Bill Noble, BMJ Supportive & Palliative Care, Editor-in-Chief

Describing a study as ‘mixed method’ never felt very respectable or clever. For years we understood that finding the answer to questions about the value of parts of the health service required different kinds of data. The difficulty was knowing how best to put our findings together. Last week the MoreCare Workshop, led by Irene Higginson and Chris Todd, brought together researchers interested in writing guidelines for effectively designing, analysing and reporting mixed method health service research.

The belief of some researchers that only their methodology had a special relationship with the truth posed another difficulty. Depending on their expertise, they were very antagonistic to either ‘reductionist’ or ‘anecdotal’ ways of thinking.  These people might have been the reason why it was always difficult to publish or get grants for mixed methods. Most members of multidisciplinary research teams have some enthusiasm for the other camp’s trade; and so it was with this meeting.

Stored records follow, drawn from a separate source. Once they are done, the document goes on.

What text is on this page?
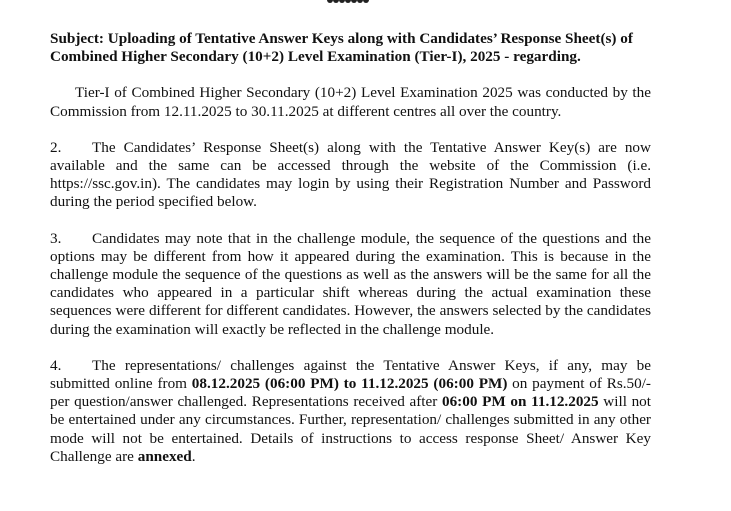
Subject: Uploading of Tentative Answer Keys along with Candidates’ Response Sheet(s) of Combined Higher Secondary (10+2) Level Examination (Tier-I), 2025 - regarding.

Tier-I of Combined Higher Secondary (10+2) Level Examination 2025 was conducted by the Commission from 12.11.2025 to 30.11.2025 at different centres all over the country.

2. The Candidates’ Response Sheet(s) along with the Tentative Answer Key(s) are now available and the same can be accessed through the website of the Commission (i.e. https://ssc.gov.in). The candidates may login by using their Registration Number and Password during the period specified below.

3. Candidates may note that in the challenge module, the sequence of the questions and the options may be different from how it appeared during the examination. This is because in the challenge module the sequence of the questions as well as the answers will be the same for all the candidates who appeared in a particular shift whereas during the actual examination these sequences were different for different candidates. However, the answers selected by the candidates during the examination will exactly be reflected in the challenge module.

4. The representations/ challenges against the Tentative Answer Keys, if any, may be submitted online from 08.12.2025 (06:00 PM) to 11.12.2025 (06:00 PM) on payment of Rs.50/-per question/answer challenged. Representations received after 06:00 PM on 11.12.2025 will not be entertained under any circumstances. Further, representation/ challenges submitted in any other mode will not be entertained. Details of instructions to access response Sheet/ Answer Key Challenge are annexed.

Alicia O’Cathain was the first to confess the sin that turned out to be everyone’s guilty secret –  we had all reported mixed method studies in separate papers, hermetically sealed by methodology in different journals, with hardly a nod to what we knew about the other aspects of the study. We talked about ways of drawing overarching conclusions from the whole study and making a special effort to get that bit published. There’s a problem with word count when it comes to writing up these studies and as the BMJ‘s Domhnall MacAuley explained, what matters most to editors is new insights. A linked series of papers is one way that reporting these studies could go. Certainly this journal would be interested in mixed methods papers.